I have an Arduino UNO that burned up, so I bought 5 new ATMEGA328 micros. I also have an Arduino Mega 2560 board and used it to burn the bootloader onto the UNO board with a new chip in place.
The bootloader process seemed to work and now when I hit the Reset button the LED flashes and seems to reset. However I cant seem to get the board to accept a new program, I get the following error:
avrdude: stk500_getsync(): not in sync: resp=0x00
After some research I tried the Loop back test. It works with the Mega but not with the UNO. This may not matter but I also tested the voltages on the 5 and 3.3 pins and it check out.
I was hoping for some ideas and what do try next to fix the board.
I have a bread board and I am not afraid to solder and order components.
Thanks for your help!
(Fixing this, for me its about learning, not about cost/time invested)
Any idea if USB interface chips come pre-programmed or how to burn them after installing it.

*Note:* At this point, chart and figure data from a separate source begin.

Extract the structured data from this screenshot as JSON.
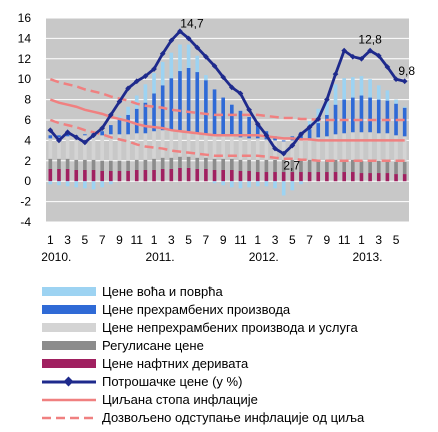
{
  "chart_data": {
    "type": "bar",
    "y_ticks": [
      "16",
      "14",
      "12",
      "10",
      "8",
      "6",
      "4",
      "2",
      "0",
      "-2",
      "-4"
    ],
    "ylim": [
      -4,
      16
    ],
    "x_tick_labels": [
      "1",
      "3",
      "5",
      "7",
      "9",
      "11",
      "1",
      "3",
      "5",
      "7",
      "9",
      "11",
      "1",
      "3",
      "5",
      "7",
      "9",
      "11",
      "1",
      "3",
      "5"
    ],
    "year_labels": [
      "2010.",
      "2011.",
      "2012.",
      "2013."
    ],
    "months": [
      "2010-01",
      "2010-02",
      "2010-03",
      "2010-04",
      "2010-05",
      "2010-06",
      "2010-07",
      "2010-08",
      "2010-09",
      "2010-10",
      "2010-11",
      "2010-12",
      "2011-01",
      "2011-02",
      "2011-03",
      "2011-04",
      "2011-05",
      "2011-06",
      "2011-07",
      "2011-08",
      "2011-09",
      "2011-10",
      "2011-11",
      "2011-12",
      "2012-01",
      "2012-02",
      "2012-03",
      "2012-04",
      "2012-05",
      "2012-06",
      "2012-07",
      "2012-08",
      "2012-09",
      "2012-10",
      "2012-11",
      "2012-12",
      "2013-01",
      "2013-02",
      "2013-03",
      "2013-04",
      "2013-05",
      "2013-06"
    ],
    "annotations": [
      {
        "label": "14,7",
        "month": "2011-04",
        "value": 14.7
      },
      {
        "label": "2,7",
        "month": "2012-04",
        "value": 2.7
      },
      {
        "label": "12,8",
        "month": "2013-02",
        "value": 12.8
      },
      {
        "label": "9,8",
        "month": "2013-06",
        "value": 9.8
      }
    ],
    "series": [
      {
        "name": "Цене воћа  и поврћа",
        "kind": "bar",
        "color": "#9dd3f2",
        "values": [
          -0.3,
          -0.4,
          -0.5,
          -0.6,
          -0.7,
          -0.8,
          -0.6,
          -0.3,
          0.4,
          0.8,
          1.3,
          1.8,
          2.0,
          2.3,
          2.5,
          2.6,
          2.3,
          1.6,
          0.5,
          -0.2,
          -0.4,
          -0.6,
          -0.7,
          -0.6,
          -0.5,
          -0.5,
          -0.7,
          -1.4,
          -0.9,
          -0.3,
          0.8,
          1.4,
          1.7,
          2.0,
          2.1,
          2.0,
          1.9,
          1.8,
          1.4,
          1.0,
          0.4,
          0.1
        ]
      },
      {
        "name": "Цене прехрамбених производа",
        "kind": "bar",
        "color": "#2f6ad6",
        "values": [
          0.3,
          0.2,
          0.2,
          0.1,
          0.1,
          0.2,
          0.4,
          0.9,
          1.4,
          1.9,
          2.4,
          3.0,
          3.7,
          4.4,
          5.1,
          5.8,
          6.2,
          6.0,
          5.3,
          4.5,
          3.7,
          3.1,
          2.6,
          2.1,
          1.5,
          0.8,
          0.4,
          0.1,
          0.4,
          0.7,
          0.9,
          1.4,
          2.1,
          2.9,
          3.3,
          3.4,
          3.6,
          3.4,
          3.3,
          3.2,
          3.1,
          2.8
        ]
      },
      {
        "name": "Цене непрехрамбених производа и услуга",
        "kind": "bar",
        "color": "#d4d4d4",
        "values": [
          2.0,
          2.1,
          2.2,
          2.3,
          2.4,
          2.5,
          2.5,
          2.6,
          2.6,
          2.6,
          2.6,
          2.6,
          2.7,
          2.7,
          2.7,
          2.6,
          2.5,
          2.4,
          2.3,
          2.3,
          2.3,
          2.2,
          2.2,
          2.1,
          2.1,
          2.0,
          1.9,
          1.8,
          1.9,
          2.0,
          2.1,
          2.2,
          2.3,
          2.5,
          2.6,
          2.7,
          2.8,
          2.8,
          2.7,
          2.7,
          2.6,
          2.5
        ]
      },
      {
        "name": "Регулисане цене",
        "kind": "bar",
        "color": "#8c8c8c",
        "values": [
          1.0,
          1.0,
          1.0,
          1.0,
          1.0,
          1.0,
          1.0,
          1.0,
          1.0,
          1.0,
          1.0,
          1.0,
          1.1,
          1.1,
          1.1,
          1.1,
          1.1,
          1.1,
          1.1,
          1.1,
          1.1,
          1.1,
          1.1,
          1.1,
          1.2,
          1.2,
          1.2,
          1.2,
          1.2,
          1.2,
          1.2,
          1.2,
          1.2,
          1.2,
          1.2,
          1.2,
          1.2,
          1.2,
          1.2,
          1.2,
          1.2,
          1.2
        ]
      },
      {
        "name": "Цене нафтних деривата",
        "kind": "bar",
        "color": "#a02060",
        "values": [
          1.2,
          1.2,
          1.2,
          1.1,
          1.1,
          1.1,
          1.0,
          1.0,
          1.0,
          1.0,
          1.1,
          1.1,
          1.1,
          1.2,
          1.2,
          1.3,
          1.3,
          1.2,
          1.2,
          1.1,
          1.1,
          1.1,
          1.0,
          1.0,
          0.9,
          0.9,
          0.9,
          0.9,
          0.9,
          0.9,
          0.9,
          0.9,
          0.9,
          0.9,
          0.9,
          0.9,
          0.8,
          0.8,
          0.8,
          0.8,
          0.7,
          0.7
        ]
      },
      {
        "name": "Потрошачке цене (у %)",
        "kind": "line",
        "color": "#1e2a8c",
        "values": [
          5.0,
          4.0,
          4.8,
          4.3,
          3.8,
          4.5,
          5.2,
          6.5,
          7.8,
          9.1,
          9.8,
          10.3,
          11.0,
          12.5,
          13.8,
          14.7,
          14.0,
          13.1,
          12.2,
          11.3,
          10.2,
          9.2,
          8.6,
          7.0,
          5.6,
          4.5,
          3.2,
          2.7,
          3.5,
          4.6,
          5.3,
          6.1,
          8.0,
          10.5,
          12.8,
          12.2,
          12.0,
          12.8,
          12.3,
          11.2,
          10.0,
          9.8
        ]
      },
      {
        "name": "Циљана стопа инфлације",
        "kind": "line",
        "color": "#f08080",
        "values": [
          8.0,
          7.7,
          7.5,
          7.3,
          7.0,
          6.8,
          6.6,
          6.3,
          6.1,
          5.9,
          5.6,
          5.4,
          5.3,
          5.2,
          5.0,
          4.9,
          4.8,
          4.7,
          4.6,
          4.5,
          4.5,
          4.5,
          4.5,
          4.5,
          4.5,
          4.4,
          4.3,
          4.2,
          4.2,
          4.1,
          4.1,
          4.0,
          4.0,
          4.0,
          4.0,
          4.0,
          4.0,
          4.0,
          4.0,
          4.0,
          4.0,
          4.0
        ]
      },
      {
        "name": "Дозвољено одступање инфлације  од циља",
        "kind": "line",
        "color": "#f08080",
        "dashed": true,
        "upper": [
          10.0,
          9.7,
          9.5,
          9.3,
          9.0,
          8.8,
          8.6,
          8.3,
          8.1,
          7.9,
          7.6,
          7.4,
          7.3,
          7.2,
          7.0,
          6.9,
          6.8,
          6.7,
          6.6,
          6.5,
          6.5,
          6.5,
          6.5,
          6.5,
          6.5,
          6.4,
          6.3,
          6.2,
          6.2,
          6.1,
          6.1,
          6.0,
          6.0,
          6.0,
          6.0,
          6.0,
          6.0,
          6.0,
          6.0,
          6.0,
          6.0,
          6.0
        ],
        "lower": [
          6.0,
          5.7,
          5.5,
          5.3,
          5.0,
          4.8,
          4.6,
          4.3,
          4.1,
          3.9,
          3.6,
          3.4,
          3.3,
          3.2,
          3.0,
          2.9,
          2.8,
          2.7,
          2.6,
          2.5,
          2.5,
          2.5,
          2.5,
          2.5,
          2.5,
          2.4,
          2.3,
          2.2,
          2.2,
          2.1,
          2.1,
          2.0,
          2.0,
          2.0,
          2.0,
          2.0,
          2.0,
          2.0,
          2.0,
          2.0,
          2.0,
          2.0
        ]
      }
    ],
    "legend": [
      {
        "key": "fruit",
        "label": "Цене воћа  и поврћа",
        "color": "#9dd3f2",
        "kind": "bar"
      },
      {
        "key": "food",
        "label": "Цене прехрамбених производа",
        "color": "#2f6ad6",
        "kind": "bar"
      },
      {
        "key": "nonfood",
        "label": "Цене непрехрамбених производа и услуга",
        "color": "#d4d4d4",
        "kind": "bar"
      },
      {
        "key": "regulated",
        "label": "Регулисане цене",
        "color": "#8c8c8c",
        "kind": "bar"
      },
      {
        "key": "oil",
        "label": "Цене нафтних деривата",
        "color": "#a02060",
        "kind": "bar"
      },
      {
        "key": "cpi",
        "label": "Потрошачке цене (у %)",
        "color": "#1e2a8c",
        "kind": "marker-line"
      },
      {
        "key": "target",
        "label": "Циљана стопа инфлације",
        "color": "#f08080",
        "kind": "line"
      },
      {
        "key": "band",
        "label": "Дозвољено одступање инфлације  од циља",
        "color": "#f08080",
        "kind": "dashed-line"
      }
    ],
    "plot_background": "#c8c8c8",
    "grid": true,
    "legend_placement": "bottom"
  }
}
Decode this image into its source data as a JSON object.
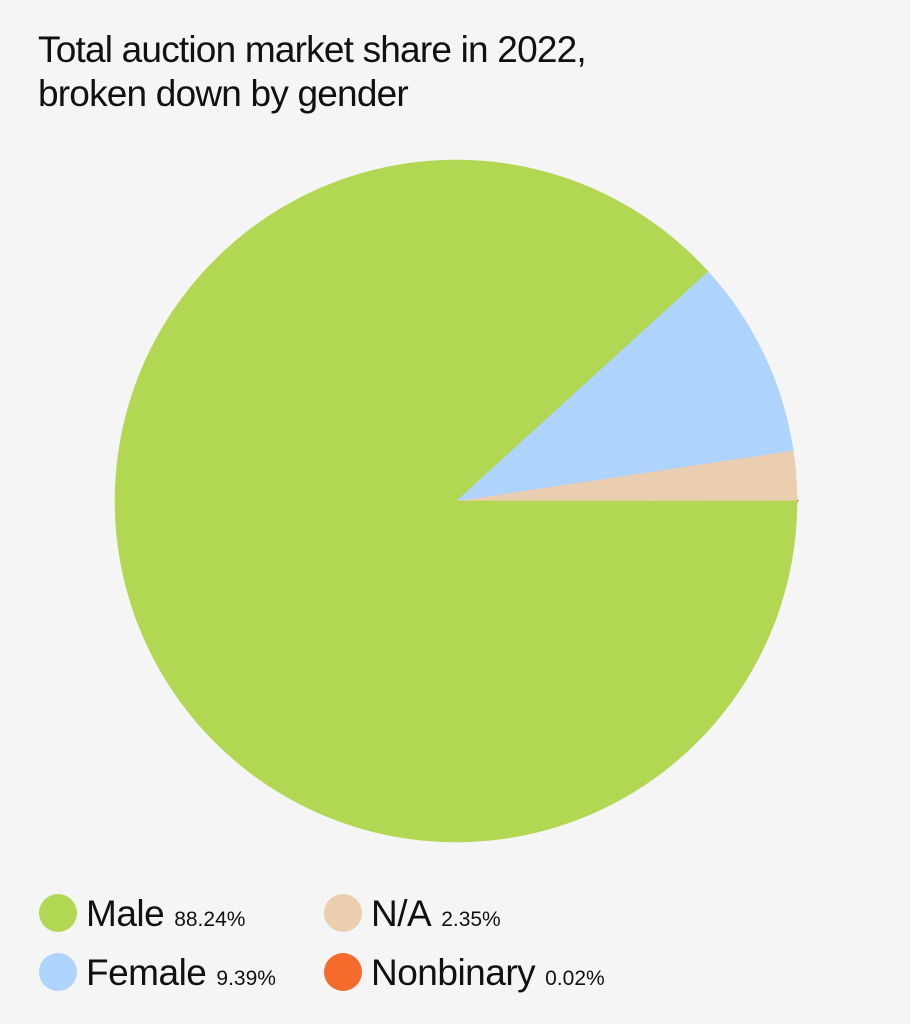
{
  "chart_data": {
    "type": "pie",
    "title": "Total auction market share in 2022, broken down by gender",
    "categories": [
      "Male",
      "Female",
      "N/A",
      "Nonbinary"
    ],
    "values": [
      88.24,
      9.39,
      2.35,
      0.02
    ],
    "value_labels": [
      "88.24%",
      "9.39%",
      "2.35%",
      "0.02%"
    ],
    "colors": [
      "#b2d752",
      "#aed3fc",
      "#ebcdb0",
      "#f56b2c"
    ]
  }
}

I am not sure if my skills are quite that good either but I will probably give it a shot as I enjoy soldering, if we think that is the mostly next step.
As far as programming it through the ICSP, To test this I am using the default blink program.
Do I still program it with the same setup as when burning the boot loader? I tried this a couple of times, using the Mega to program the UNO. I did see the LED by the L blink presumably when the Mega reset the UNO, after a few seconds I see this message pop up again:
avrdude: stk500_getsync(): not in sync: resp=0x00
I find it odd that I can seemingly upload the boot loader as evident that the reset button works but I cant seem to load programs. Is there an extra step I am missing somewhere?
When you're programming via ICSP you need to set the programmer to Arduino as ISP and then click File - upload using programmer, or more confident press ctrl+shift+u.
Miasmictruth:
I find it odd that I can seemingly upload the boot loader as evident that the reset button works but I cant seem to load programs. Is there an extra step I am missing somewhere?
The bootloader is on the main chip (the Atmega328P). The serial data it reads comes through the USB chip (the Atmega8U2). So it's not that surprising.